"Alimenter un dialogue sur les enjeux du travail"

entretien avec Pascale Levet, directrice technique et scientifique de l'Anact
par François Desriaux / janvier 2013

L'Agence nationale pour l'amélioration des conditions de travail (Anact) a organisé en octobre la 9e Semaine pour la qualité de vie au travail. Que recouvre cette notion ? Réponses de Pascale Levet, directrice technique et scientifique de l'Anact.

Pourquoi une Semaine pour la qualité de vie au travail ?

Pascale Levet : Depuis 2003, le réseau de l'Anact propose ce rendez-vous annuel aux acteurs sociaux pour débattre au niveau national et en région de l'amélioration des conditions de travail, sur des thèmes tels que les troubles musculo-squelettiques, l'allongement de la vie professionnelle, ou encore les risques psychosociaux. En juin prochain, il portera sur... la qualité de vie au travail !

Ce terme peut donner l'idée que le travail lui-même n'est plus un enjeu. Ne serait-il pas plus pertinent de promouvoir la qualité du travail ?

P. L. : Depuis dix ans, cette notion et sa définition ont sensiblement évolué. En 2007, l'Anact a proposé sa propre définition de la qualité de vie au travail, reprise in extenso par les partenaires sociaux lors de la conférence sociale de juillet 2012. Celle-ci englobe :

  • les relations sociales et de travail : reconnaissance du travail, respect, écoute, information, dialogue social, participation aux décisions ;
  • le contenu du travail : autonomie, variété des tâches, degré de responsabilité ;
  • l'environnement physique : sécurité, ambiances physiques ;
  • l'organisation du travail : qualité de la prescription, capacité d'appui de l'organisation dans la résolution des dysfonctionnements, démarches de progrès, réduction de la pénibilité, anticipation de la charge de travail ;
  • les possibilités de réalisation et de développement professionnels : formation, acquis de l'expérience, développement des compétences ;
  • la conciliation entre vie professionnelle et vie privée : rythmes et horaires de travail, accès aux services, transports, garde des enfants.

Entre-temps, les risques psychosociaux sont apparus, et avec eux des débats tendus sur la stratégie à adopter pour y faire face : dénoncer la souffrance, ou bien remettre en visibilité le travail, sa participation à la construction de la santé et à la création de valeur. La deuxième option est au coeur de la négociation en cours entre les partenaires sociaux sur la qualité de vie au travail.
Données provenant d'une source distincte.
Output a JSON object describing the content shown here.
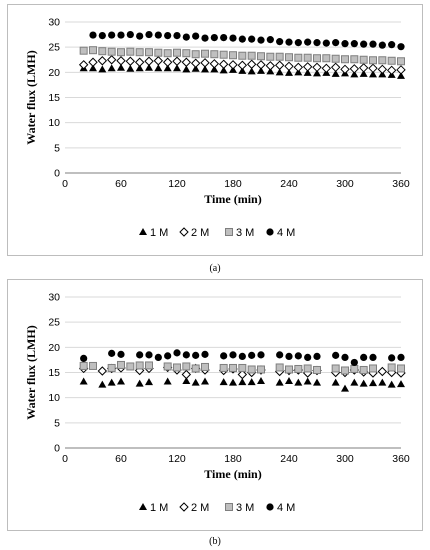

Mais attention à ce qu'une définition très complète de cette dernière ne conduise pas les acteurs de l'entreprise à se doter d'une couche supplémentaire de prescriptions, nourrissant des "machines de gestion" au lieu d'alimenter un dialogue sur les enjeux du travail. C'est ici que qualité de vie au travail et qualité du travail ne peuvent s'ignorer...

Ne faudrait-il pas aussi donner aux salariés davantage de possibilités de débattre de leur travail, en renforçant la démocratie ?

P. L. : La période est paradoxale. D'un côté, le travail est redevenu un objet de débat. Mais d'un autre côté, dans les entreprises, les démarches le concernant tendent à convoquer des experts, ou des questionnaires censés objectiver les problèmes en les quantifiant. Bref, on cherche à légitimer des questions en les validant sur un plan "technique", mais en négligeant le plan politique. Or ce dernier demeure central : le traitement d'une question sociale, comme le travail, requiert des acteurs capables de produire des conventions partagées pour trouver de nouveaux compromis.

C'est précisément ce qui est difficile dans la période actuelle. L'enjeu est de passer d'une vision du travail en tant qu'exposition à des risques à celle d'un travail source d'engagement et de développement de la capacité à agir. Or le consensus sur cette transition n'est pas acquis. Aller directement à "la" solution, la démocratie, peut être porteur de confusions.